Diverse Primitive Basalts from an Extensional Back-arc Setting, Fort Rock Volcanic Field, Oregon.

Wednesday, 17 December 2014
Frank Michael Popoli Jr and Mariek E Schmidt, Brock University, St Catharines, ON, Canada
The Pleistocene to Pliocene Fort Rock Volcanic Field (FRVF), situated in a back-arc extensional setting ~65 km east of the Central Oregon High Cascades has erupted a diverse array of basaltic magmas, including some primitive compositions with an Mg#>60. Major and trace element concentrations have been determined for 80 mafic bulk lava samples by X-ray Fluorescence (XRF) and selected minerals by electron microprobe. Petrological and geochemical data suggest three primitive basalt end-members similar to basalts in the nearby Oregon Cascade arc and High Lava Plains: high-alumina olivine tholeiite or low-K tholeiites (LKT), calc-alkaline basalts (CAB), ocean island basalts (OIB). Primitive Mg# (61-68) HAOTs are aphyric to phenocryst-poor (~2-5 %) olivine and plagioclase bearing and diktytaxitic. HAOTs are distinguished by low K2O (0.22-0.44 wt%), high Al2O3 (17.19-18.67 wt%) and CaO contents. CABs are the most dominant basalt type in the area with higher large ion lithophile element (LILE) concentrations (e.g., 170-426 ppm Ba) relative to high field strength elements (HFSE; 4.6-10.4 ppm Nb) and lower Mg#s (60-64) than HAOTs. CABs have more abundant (~5-15 %) and larger phenocrysts (~2-4 mm) of olivine and plagioclase than in HAOTs. OIBs contain higher Nb contents ranging from 11.7-18.6 ppm (vs. 3.0-7.2 ppm in HAOTs). OIBs are similar to both HAOTs and CABs, ranging from aphyric to porphyritic and diktytaxitic and may include amphibole phenocrysts. Tectonic extension associated with the Basin and Range in this area likely facilitated eruptions of primitive magmas.

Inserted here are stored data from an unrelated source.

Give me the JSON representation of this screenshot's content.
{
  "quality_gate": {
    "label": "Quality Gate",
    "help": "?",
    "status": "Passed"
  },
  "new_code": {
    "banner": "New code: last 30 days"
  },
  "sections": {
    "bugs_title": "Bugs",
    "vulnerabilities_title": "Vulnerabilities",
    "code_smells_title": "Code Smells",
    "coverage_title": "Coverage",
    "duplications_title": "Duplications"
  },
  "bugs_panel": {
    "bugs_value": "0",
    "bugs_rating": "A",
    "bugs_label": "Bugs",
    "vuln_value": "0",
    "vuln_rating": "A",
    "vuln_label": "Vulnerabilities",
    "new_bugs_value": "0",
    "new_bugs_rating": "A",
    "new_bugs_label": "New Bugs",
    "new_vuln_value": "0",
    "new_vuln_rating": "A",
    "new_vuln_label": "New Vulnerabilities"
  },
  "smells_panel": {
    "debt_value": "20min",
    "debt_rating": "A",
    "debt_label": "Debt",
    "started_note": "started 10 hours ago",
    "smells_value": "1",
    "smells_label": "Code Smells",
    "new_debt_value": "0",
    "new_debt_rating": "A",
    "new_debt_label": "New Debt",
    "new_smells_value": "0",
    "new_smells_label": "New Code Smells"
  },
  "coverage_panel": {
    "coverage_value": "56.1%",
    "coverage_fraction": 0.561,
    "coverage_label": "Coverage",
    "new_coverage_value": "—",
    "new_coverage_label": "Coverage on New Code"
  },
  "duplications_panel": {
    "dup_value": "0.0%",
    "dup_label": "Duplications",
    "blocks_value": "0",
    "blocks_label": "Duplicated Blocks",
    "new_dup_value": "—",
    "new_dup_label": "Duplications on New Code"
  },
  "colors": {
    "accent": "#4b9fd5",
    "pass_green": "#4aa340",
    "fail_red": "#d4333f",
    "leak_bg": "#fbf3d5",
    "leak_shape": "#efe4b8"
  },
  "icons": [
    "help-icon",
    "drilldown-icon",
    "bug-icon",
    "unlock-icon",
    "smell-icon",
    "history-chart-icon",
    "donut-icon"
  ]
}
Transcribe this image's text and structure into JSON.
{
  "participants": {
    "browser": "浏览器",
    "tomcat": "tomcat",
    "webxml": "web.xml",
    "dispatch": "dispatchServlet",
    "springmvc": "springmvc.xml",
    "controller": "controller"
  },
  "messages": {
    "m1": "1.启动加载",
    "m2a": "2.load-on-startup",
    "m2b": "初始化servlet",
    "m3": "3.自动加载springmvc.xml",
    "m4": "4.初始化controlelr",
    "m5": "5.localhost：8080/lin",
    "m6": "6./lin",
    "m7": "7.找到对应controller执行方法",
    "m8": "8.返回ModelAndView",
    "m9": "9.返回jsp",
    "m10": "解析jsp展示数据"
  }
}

A comparison of the most primitive magmas (HAOTs with Mg#>65) found in eastern and western FRVF indicates that the western HAOTs contain higher incompatible element concentrations relative to eastern HAOT (Ba, Sc, Sr, Zr, Nb), which may reflect lower degrees of melting of a more enriched mantle source to the west.